In recent months, there has been some increased interest by investors in the purchase of office buildings, according to Marcus & Millichap, because they foresee a little more demand for space and are heartened by the lack of new construction in the county. The only reason there hasn’t been a lot of sales activity is that few properties have been for sale in the last 12 months. The report did not list any specific sales of office buildings.
Investors, by and large, seek out the class A properties even though their performance has declined as the recession has continued. Cap rates, although variable, depending on location and asset, have averaged from the high 8% to the low 9% range for solid, class B properties, according to the report. There have been few class A sales of late, but their cap rates are probably 100 basis points lower than for the class B properties which have sold, according to Marcus & Millichap.
All Broward submarkets have experienced higher vacancies and lower rents, and the northern half of the county has been more affected than the southern half, due to a loss of population and population-driven and housing-driven employment. Vacancy rates were more than 24% in the Cypress Creek and Coral Springs submarkets in the northern half of the county.
The already-completed 86,000 square feet of space at the Village of Gulf Stream Park, a new retail complex at the southern end of the county, will be the only office space expected to be built this year. Just 165,000 square feet of office space was added in 2009, according to Marcus & Millichap.
The vacancy rate will go up 210 basis points in 2010 to 21.1% and negative net absorption is forecast to be over 500,000 square feet compared with over 1.4 million square feet of negative absorption in 2009, according to the Marcus & Millichap report. And with vacancy rising, rents will be falling: asking rents are expected to fall by 2.6% to $25.09 per square foot, and effective rents by 4.4% to $19.70 per square foot this year.

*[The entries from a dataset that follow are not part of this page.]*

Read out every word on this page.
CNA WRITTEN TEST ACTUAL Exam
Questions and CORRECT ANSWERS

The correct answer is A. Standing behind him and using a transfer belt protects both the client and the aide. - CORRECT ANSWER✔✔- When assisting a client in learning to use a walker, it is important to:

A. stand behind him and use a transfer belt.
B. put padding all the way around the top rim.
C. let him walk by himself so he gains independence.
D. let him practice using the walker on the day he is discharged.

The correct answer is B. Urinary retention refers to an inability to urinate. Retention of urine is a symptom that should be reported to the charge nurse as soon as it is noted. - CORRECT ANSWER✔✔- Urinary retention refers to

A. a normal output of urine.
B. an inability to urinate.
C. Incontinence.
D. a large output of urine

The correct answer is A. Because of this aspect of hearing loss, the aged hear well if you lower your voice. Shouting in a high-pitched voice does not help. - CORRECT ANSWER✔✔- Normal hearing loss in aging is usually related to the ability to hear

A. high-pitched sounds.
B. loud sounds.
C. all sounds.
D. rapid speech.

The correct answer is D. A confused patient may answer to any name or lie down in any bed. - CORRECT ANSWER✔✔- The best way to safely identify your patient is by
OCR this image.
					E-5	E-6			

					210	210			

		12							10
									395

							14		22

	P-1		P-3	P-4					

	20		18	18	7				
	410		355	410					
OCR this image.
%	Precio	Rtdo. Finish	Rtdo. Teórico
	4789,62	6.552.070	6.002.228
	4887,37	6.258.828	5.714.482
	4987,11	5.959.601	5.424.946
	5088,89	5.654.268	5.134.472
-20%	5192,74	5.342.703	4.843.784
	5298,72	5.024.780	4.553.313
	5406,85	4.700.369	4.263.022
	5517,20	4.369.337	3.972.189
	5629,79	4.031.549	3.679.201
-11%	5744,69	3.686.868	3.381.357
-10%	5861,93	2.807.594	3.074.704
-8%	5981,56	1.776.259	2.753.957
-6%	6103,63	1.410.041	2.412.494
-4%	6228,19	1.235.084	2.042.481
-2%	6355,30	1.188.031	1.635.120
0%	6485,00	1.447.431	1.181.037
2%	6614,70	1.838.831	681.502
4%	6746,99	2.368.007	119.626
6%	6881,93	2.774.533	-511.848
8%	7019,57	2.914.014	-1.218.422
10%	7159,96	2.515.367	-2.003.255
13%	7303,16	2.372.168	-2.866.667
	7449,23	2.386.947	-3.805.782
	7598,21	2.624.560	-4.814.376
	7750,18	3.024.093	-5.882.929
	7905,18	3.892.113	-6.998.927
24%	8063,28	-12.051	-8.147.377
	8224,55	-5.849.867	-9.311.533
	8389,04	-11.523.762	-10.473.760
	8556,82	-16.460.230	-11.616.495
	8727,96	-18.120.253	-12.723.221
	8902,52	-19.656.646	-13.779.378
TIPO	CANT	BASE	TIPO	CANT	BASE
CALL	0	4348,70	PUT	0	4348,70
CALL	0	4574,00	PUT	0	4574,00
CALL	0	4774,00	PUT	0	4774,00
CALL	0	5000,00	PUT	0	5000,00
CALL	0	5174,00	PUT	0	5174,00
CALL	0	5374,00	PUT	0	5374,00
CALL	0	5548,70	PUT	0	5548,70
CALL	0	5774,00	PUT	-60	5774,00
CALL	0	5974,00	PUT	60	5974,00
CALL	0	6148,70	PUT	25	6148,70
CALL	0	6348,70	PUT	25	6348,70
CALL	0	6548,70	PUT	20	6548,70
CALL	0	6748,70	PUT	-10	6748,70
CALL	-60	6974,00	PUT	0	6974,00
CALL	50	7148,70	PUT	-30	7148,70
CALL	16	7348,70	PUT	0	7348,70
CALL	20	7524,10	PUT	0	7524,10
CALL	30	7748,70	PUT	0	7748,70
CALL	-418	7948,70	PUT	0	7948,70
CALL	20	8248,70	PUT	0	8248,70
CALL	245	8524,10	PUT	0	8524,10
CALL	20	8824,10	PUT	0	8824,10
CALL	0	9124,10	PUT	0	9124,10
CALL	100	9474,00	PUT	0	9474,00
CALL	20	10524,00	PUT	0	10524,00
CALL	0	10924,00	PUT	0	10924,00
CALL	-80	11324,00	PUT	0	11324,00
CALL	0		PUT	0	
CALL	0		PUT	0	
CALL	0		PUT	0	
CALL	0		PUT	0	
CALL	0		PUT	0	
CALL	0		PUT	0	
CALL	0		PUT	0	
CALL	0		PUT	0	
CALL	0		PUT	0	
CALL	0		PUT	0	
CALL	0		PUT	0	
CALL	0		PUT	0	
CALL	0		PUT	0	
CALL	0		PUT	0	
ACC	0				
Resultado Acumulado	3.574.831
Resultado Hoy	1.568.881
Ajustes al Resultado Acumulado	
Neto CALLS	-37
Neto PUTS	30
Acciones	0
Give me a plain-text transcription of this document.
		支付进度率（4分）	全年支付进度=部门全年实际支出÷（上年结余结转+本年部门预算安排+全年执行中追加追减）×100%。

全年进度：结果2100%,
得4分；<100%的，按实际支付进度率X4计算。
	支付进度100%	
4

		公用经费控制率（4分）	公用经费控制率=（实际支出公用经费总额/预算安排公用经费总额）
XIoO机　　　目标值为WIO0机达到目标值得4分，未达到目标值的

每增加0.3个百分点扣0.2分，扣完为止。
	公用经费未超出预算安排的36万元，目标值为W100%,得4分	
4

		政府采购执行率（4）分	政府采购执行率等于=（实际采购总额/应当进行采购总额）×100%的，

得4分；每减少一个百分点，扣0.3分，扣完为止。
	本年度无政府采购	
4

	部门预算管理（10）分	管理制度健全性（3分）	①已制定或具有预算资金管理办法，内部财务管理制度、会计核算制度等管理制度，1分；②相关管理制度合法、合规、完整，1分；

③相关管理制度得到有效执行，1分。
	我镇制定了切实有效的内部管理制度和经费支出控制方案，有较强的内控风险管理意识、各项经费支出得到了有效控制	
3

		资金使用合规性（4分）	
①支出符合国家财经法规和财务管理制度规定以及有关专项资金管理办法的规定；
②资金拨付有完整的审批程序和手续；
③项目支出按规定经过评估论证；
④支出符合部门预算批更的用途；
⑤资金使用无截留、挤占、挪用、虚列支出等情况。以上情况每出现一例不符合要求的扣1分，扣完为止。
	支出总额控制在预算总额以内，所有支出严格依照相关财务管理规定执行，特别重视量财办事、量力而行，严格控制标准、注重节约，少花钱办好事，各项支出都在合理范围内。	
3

Soft demand underpinned a 0.7% drop in asking rents during the second quarter to $25.57 per square foot. On a year-over-year basis, asking rents countywide declined 2%. Effective rents fell 4.3% in the past 12 months, including a 1.3% dip in the second quarter to $20.23 per square foot, according to Marcus & Millichap.
Rent concessions in Broward County are still an important factor in the office rental market. They have gone from 15% of asking rents at the start of the recession to 20.9% of asking rents in the second quarter of 2010. Concessions were slightly higher in the southern half of the county, according to Marcus & Millichap, or 21.9% of asking rents.
Over the past 12 months, sales velocity declined 10%, but more than half of the transactions which did take place, did so in the last six months, an indication that there has been an increase in sales activity. But the median price for deals done during the past 12 months was $127 per square foot, 27% less than in the preceding 12 months. Several sales of properties with high vacancies contributed to the decline.